CGAL: a new metric for assessing genome assembly quality

- 0 Comments

GB logoSo you have just spent the last couple of years on the project: using shiny brandnew machines to sequence the most complex genomes on Earth. You dotted your ‘i’s, crossed the ‘t’s, identified all ‘g’s and ‘c’s. From the (still growing) range of the available assemblers, you picked the one you thought best. And you ended up with the assembly that might be perfect, but might just as well be a disaster waiting to happen.

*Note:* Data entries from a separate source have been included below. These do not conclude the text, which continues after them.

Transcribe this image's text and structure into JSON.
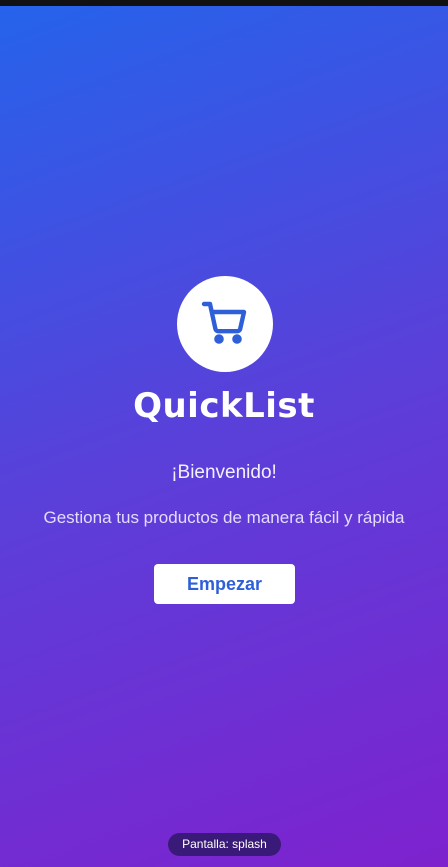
{
  "app": {
    "title": "QuickList",
    "logo_icon": "shopping-cart-icon"
  },
  "splash": {
    "welcome": "¡Bienvenido!",
    "subtitle": "Gestiona tus productos de manera fácil y rápida",
    "start_button": "Empezar"
  },
  "footer": {
    "screen_label": "Pantalla: splash"
  },
  "colors": {
    "gradient_start": "#2563eb",
    "gradient_end": "#7e22ce",
    "accent": "#2f5fd8",
    "badge_bg": "#3a1a78"
  }
}
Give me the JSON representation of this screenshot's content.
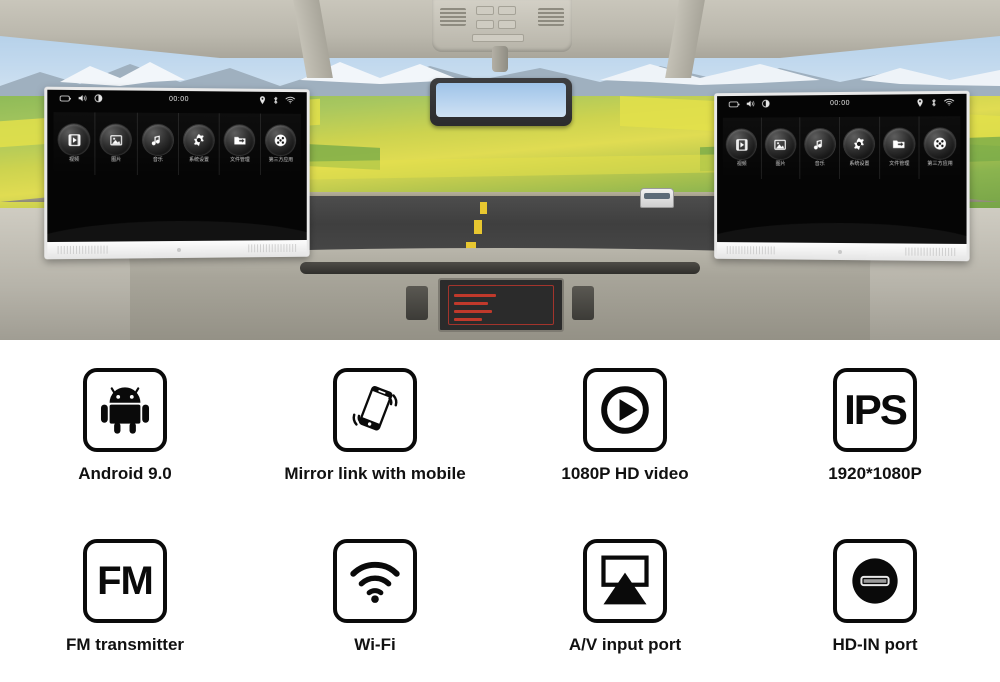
{
  "scene": {
    "name": "car-interior-with-headrest-monitors",
    "description": "Rear view of car cabin driving on a mountain road with two Android headrest monitors mounted on the front seat headrests"
  },
  "monitors": [
    {
      "id": "left",
      "status_bar": {
        "clock": "00:00",
        "left_icons": [
          "battery-icon",
          "volume-icon",
          "brightness-icon"
        ],
        "right_icons": [
          "location-icon",
          "bluetooth-icon",
          "wifi-icon"
        ]
      },
      "apps": [
        {
          "icon": "video-icon",
          "label": "视频"
        },
        {
          "icon": "photo-icon",
          "label": "图片"
        },
        {
          "icon": "music-icon",
          "label": "音乐"
        },
        {
          "icon": "settings-icon",
          "label": "系统设置"
        },
        {
          "icon": "folder-icon",
          "label": "文件管理"
        },
        {
          "icon": "apps-icon",
          "label": "第三方应用"
        }
      ]
    },
    {
      "id": "right",
      "status_bar": {
        "clock": "00:00",
        "left_icons": [
          "battery-icon",
          "volume-icon",
          "brightness-icon"
        ],
        "right_icons": [
          "location-icon",
          "bluetooth-icon",
          "wifi-icon"
        ]
      },
      "apps": [
        {
          "icon": "video-icon",
          "label": "视频"
        },
        {
          "icon": "photo-icon",
          "label": "图片"
        },
        {
          "icon": "music-icon",
          "label": "音乐"
        },
        {
          "icon": "settings-icon",
          "label": "系统设置"
        },
        {
          "icon": "folder-icon",
          "label": "文件管理"
        },
        {
          "icon": "apps-icon",
          "label": "第三方应用"
        }
      ]
    }
  ],
  "features": [
    {
      "icon": "android-robot-icon",
      "label": "Android 9.0",
      "boxed_text": ""
    },
    {
      "icon": "mirror-link-icon",
      "label": "Mirror link with mobile",
      "boxed_text": ""
    },
    {
      "icon": "play-circle-icon",
      "label": "1080P HD video",
      "boxed_text": ""
    },
    {
      "icon": "ips-text-icon",
      "label": "1920*1080P",
      "boxed_text": "IPS"
    },
    {
      "icon": "fm-text-icon",
      "label": "FM transmitter",
      "boxed_text": "FM"
    },
    {
      "icon": "wifi-icon",
      "label": "Wi-Fi",
      "boxed_text": ""
    },
    {
      "icon": "av-input-icon",
      "label": "A/V input port",
      "boxed_text": ""
    },
    {
      "icon": "hd-in-port-icon",
      "label": "HD-IN port",
      "boxed_text": ""
    }
  ],
  "colors": {
    "icon_outline": "#0a0a0a",
    "background": "#ffffff",
    "screen": "#050505",
    "bezel": "#e9e9e9"
  }
}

Both genome assemblies and assemblers can be assessed using a number of different quality metrics. For a long time, N50 was a leading metric used for that purpose but, although N50 scaffold and contig lengths most of the time correlate with assembly quality, the measure itself can be terribly misleading: a badly assembled genome with the reads simply stitched together can give very high N50 values and yet be utterly useless.

No surprise then that in 2011, after the experience of the first Assemblathon, Ian Korf suggested that N50 must die (with a question mark loaded with meaning). During the Assemblathon, a number of different metrics were used alongside N50. Unlike N50 though, many of these require some knowledge about the genome that is being assembled. And this is the problem that Atif Rahman and Lior Pachter, from Berkeley, encountered: you could either use the imperfect N50 metric, which didn’t require a priori knowledge of your genome, or you could use metrics which were more accurate, but if the species you worked on didn’t have at least a close relative sequenced already – you’re doomed.

Source: JJ Harrison (CC BY 3.0)

In the January issue of Genome Biology, Rahman and Pachter publish a Method article describing a new metric for assessing genome assembly quality: a likelihood-based approach that doesn’t require prior knowledge of the genome. The metric’s implementation, swankily named ‘CGAL’, is available from the authors’ website. The metric was used to assess the performance of four assemblers applied to a few different datasets. The authors found that the likelihood metric accurately reflects sequence similarity, which is often missed by other metrics.

Assembler comparisons aside though, we hope that CGAL will become a useful tool for all researchers working at the forefront of the genome assembly field, sequencing away where no other researcher has sequenced before, and will help them evaluate how good their newly-found assemblies are.